Trading Outlook & 3‑Day View
Overall, the market balance for dried passion fruit from Vietnam looks neutral to slightly supportive in the very near term. Weather‑related disruptions from storm No. 1 are a key watchpoint, but existing stocks and diversified sourcing should buffer immediate physical shortages.
- For buyers: Consider maintaining or modestly increasing coverage for Q3 at current levels; use any brief weather‑driven logistical hiccups to negotiate small discounts rather than chasing the market higher.
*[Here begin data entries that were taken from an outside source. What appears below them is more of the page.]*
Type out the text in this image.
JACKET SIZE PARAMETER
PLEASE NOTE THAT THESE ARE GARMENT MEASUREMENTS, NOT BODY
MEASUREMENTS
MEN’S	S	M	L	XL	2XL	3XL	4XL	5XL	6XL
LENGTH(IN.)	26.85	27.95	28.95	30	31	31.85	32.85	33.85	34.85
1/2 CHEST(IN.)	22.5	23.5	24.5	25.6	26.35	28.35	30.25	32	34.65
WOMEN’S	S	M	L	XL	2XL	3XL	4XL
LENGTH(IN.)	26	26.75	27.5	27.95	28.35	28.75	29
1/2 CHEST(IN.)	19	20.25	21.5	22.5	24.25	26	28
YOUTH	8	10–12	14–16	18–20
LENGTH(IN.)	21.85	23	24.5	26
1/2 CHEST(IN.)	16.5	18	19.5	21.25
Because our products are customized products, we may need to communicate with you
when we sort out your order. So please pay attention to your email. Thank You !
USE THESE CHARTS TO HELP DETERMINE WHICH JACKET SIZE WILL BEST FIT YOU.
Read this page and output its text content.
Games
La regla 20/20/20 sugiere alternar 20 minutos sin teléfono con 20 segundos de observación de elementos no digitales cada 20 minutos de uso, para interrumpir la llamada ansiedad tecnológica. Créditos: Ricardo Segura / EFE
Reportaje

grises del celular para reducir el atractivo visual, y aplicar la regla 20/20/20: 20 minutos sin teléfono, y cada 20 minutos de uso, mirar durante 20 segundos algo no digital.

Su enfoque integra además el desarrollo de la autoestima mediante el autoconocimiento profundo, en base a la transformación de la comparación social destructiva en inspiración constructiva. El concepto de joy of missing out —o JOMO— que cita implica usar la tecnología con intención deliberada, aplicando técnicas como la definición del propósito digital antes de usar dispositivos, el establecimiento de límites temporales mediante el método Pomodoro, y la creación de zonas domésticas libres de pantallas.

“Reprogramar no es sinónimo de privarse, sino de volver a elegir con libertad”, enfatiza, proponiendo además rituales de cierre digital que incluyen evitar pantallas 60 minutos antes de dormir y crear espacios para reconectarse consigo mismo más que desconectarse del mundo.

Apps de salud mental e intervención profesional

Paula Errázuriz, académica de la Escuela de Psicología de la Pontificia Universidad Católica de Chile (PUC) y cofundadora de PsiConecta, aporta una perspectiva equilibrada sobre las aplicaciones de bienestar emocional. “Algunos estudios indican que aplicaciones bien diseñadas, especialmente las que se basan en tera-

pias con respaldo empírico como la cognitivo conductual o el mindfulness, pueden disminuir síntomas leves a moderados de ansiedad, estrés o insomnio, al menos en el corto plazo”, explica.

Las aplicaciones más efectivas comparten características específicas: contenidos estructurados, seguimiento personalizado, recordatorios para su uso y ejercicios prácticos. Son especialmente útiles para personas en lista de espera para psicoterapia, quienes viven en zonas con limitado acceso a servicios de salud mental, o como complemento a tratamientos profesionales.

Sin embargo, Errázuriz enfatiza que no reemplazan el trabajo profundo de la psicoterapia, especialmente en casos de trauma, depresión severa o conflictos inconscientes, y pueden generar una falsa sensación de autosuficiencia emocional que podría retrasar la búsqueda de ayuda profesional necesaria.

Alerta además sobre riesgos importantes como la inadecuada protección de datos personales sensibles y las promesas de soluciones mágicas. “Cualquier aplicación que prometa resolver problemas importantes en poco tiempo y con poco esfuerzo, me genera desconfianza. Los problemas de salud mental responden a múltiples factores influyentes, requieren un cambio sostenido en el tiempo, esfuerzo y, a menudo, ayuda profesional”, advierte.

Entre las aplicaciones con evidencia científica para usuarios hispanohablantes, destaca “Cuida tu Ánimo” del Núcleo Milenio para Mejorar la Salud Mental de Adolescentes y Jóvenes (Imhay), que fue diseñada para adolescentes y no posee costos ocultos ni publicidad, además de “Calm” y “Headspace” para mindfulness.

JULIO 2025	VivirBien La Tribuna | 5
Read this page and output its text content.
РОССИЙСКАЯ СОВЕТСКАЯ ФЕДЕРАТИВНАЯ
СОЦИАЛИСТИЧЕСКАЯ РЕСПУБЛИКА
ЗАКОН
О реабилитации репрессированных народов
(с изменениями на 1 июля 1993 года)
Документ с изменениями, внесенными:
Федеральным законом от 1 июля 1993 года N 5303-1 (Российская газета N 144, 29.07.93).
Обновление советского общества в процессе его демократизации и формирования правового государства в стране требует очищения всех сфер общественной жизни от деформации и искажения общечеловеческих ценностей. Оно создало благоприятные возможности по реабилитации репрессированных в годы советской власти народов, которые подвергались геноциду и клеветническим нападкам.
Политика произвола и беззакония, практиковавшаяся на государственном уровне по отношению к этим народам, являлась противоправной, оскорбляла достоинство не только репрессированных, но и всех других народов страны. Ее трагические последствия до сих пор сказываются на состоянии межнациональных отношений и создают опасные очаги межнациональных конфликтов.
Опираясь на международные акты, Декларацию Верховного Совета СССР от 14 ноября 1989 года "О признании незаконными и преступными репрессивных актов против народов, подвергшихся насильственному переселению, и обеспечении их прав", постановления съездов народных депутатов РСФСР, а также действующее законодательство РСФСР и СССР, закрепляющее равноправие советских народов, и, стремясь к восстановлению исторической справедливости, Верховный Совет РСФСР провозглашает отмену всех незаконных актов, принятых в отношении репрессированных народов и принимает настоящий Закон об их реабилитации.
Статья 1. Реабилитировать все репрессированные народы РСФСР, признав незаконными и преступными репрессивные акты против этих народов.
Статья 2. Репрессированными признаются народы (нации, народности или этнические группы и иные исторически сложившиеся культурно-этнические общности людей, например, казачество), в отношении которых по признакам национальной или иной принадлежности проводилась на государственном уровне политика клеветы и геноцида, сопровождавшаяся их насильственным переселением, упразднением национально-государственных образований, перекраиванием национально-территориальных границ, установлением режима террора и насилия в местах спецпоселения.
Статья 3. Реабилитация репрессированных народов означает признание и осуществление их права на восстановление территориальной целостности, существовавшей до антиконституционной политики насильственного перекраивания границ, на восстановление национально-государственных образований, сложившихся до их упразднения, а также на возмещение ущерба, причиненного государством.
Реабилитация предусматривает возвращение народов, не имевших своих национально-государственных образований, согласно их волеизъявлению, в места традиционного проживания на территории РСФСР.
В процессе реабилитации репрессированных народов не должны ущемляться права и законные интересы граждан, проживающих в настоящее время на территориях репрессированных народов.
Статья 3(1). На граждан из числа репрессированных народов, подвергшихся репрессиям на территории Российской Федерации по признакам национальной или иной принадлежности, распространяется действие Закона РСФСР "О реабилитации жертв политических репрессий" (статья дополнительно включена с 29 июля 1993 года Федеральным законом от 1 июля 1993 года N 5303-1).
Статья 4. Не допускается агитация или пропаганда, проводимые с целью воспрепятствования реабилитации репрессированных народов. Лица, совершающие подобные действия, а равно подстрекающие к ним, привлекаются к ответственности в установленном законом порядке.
- For sellers/exporters: Hold offers near current EUR levels; highlight quality assurance and continuity of supply during the wet season to justify stable or slightly firmer pricing.
- For traders: Short‑term, a range‑bound price pattern is likely; focus on basis and freight differentials rather than outright price moves unless storm impacts escalate significantly.
3‑Day Regional Price Indication (VN‑linked markets)
- FOB Hanoi (dried): Prices expected to remain stable in the €6.15–6.25/kg band over the next three days, with slight upward risk if heavy rains cause collection or drying delays.
- EU wholesale (fresh VN origin): Prices likely to stay firm around €12/kg in key hubs through the weekend, supported by seasonal demand and limited risk of immediate oversupply.